Kikuji Kawada: The Map. The A-Bomb Memorial Dome and Ohta River. Hiroshima 1960-65. © Kikuji Kawada
Museum fur Fotografie Jebensstr. 2 D-10623 Berlin France
In the years following the Second World War in Japan, photography played an important role in the development of a new national identity. From the shock of the atomic bomb to the country's re-emergence at the 1964 Olympics in Tokyo, important photographers documented the birth of a new Japanese nation. This exhibition includes 123 photographs, as well as books, magazines and exhibition catalogues featuring works from 11 leading representatives of Japanese photography of these years.

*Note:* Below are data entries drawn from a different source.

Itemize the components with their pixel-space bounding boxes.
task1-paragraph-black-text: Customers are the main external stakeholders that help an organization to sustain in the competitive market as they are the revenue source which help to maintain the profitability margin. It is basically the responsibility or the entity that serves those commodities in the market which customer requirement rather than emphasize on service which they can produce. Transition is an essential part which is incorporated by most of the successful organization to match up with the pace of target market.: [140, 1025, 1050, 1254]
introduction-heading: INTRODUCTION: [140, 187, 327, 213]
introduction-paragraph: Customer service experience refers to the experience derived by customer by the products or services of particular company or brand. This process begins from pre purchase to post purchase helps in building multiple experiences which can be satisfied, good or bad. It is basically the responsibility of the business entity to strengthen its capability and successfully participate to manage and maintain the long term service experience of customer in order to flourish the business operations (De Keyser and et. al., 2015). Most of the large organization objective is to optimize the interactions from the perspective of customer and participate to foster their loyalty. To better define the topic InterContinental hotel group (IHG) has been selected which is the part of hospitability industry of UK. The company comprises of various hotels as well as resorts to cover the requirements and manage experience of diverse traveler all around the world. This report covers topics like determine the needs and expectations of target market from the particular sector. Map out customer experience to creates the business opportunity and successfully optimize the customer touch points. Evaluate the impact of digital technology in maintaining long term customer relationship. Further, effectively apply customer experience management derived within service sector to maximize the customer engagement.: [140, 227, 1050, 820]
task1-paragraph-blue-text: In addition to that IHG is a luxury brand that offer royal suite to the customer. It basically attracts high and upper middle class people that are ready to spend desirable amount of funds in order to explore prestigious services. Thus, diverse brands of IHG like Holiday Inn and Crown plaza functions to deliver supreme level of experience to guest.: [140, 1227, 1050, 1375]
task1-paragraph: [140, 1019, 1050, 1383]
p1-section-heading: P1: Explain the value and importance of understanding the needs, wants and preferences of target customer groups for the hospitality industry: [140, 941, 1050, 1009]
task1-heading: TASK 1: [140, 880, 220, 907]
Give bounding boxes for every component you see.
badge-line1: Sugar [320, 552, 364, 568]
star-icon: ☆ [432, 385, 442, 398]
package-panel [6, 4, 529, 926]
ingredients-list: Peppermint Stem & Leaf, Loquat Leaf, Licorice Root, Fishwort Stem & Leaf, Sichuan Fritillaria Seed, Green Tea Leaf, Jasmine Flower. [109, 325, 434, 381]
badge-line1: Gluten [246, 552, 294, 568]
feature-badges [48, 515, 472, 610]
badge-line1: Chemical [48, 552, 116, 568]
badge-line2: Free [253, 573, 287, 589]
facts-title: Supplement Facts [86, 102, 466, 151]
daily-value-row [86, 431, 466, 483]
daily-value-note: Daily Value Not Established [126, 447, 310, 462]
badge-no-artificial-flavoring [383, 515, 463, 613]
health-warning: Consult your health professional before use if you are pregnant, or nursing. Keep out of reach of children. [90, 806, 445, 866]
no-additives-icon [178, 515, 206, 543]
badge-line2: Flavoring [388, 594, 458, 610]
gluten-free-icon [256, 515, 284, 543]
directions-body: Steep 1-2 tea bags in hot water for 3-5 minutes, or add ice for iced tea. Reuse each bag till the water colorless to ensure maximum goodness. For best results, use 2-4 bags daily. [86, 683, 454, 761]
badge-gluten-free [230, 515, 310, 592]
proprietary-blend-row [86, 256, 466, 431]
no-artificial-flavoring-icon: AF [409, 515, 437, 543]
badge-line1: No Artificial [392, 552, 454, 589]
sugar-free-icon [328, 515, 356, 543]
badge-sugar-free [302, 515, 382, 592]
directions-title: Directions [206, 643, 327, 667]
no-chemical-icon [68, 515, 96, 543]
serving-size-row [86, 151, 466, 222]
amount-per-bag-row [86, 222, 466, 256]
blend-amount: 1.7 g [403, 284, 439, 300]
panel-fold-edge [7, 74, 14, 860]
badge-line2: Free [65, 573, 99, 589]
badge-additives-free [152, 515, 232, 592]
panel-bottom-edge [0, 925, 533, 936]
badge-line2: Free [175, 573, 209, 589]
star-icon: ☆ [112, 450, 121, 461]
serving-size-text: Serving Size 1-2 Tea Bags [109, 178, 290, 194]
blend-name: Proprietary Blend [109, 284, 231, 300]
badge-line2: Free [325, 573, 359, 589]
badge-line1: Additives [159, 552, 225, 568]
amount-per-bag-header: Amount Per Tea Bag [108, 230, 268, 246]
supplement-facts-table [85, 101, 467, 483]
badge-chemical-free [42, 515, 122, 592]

In the mid-1950s a group of photographers came to the fore who started to move away from the sombre photo journalism that depicted the misery of the years immediately following the war. Affiliated with the Vivo photography agency, these photographers examined the consequences of the massive modernisation process that gripped the country, but also took a closer look at the trauma of the atomic bomb, in a series of ambitious book projects. Since exhibitions of Japanese photography in Europe are rare, this show sheds light on a culture of photography that until now has received little attention and has only found a wider audience through contemporary works.
The exhibition also features a special room of American photographs, recently presented as a generous donation to the Art Library’s Collection of Photography, depicting the dropping of the atomic bomb on the city of Hiroshima and the atomic tests in the American deserts and islands in the Pacific. The selection is augmented by photographs by Yosuke Yamahata, who documented the destruction in Nagasaki in August 1945, just one day after the nuclear attack.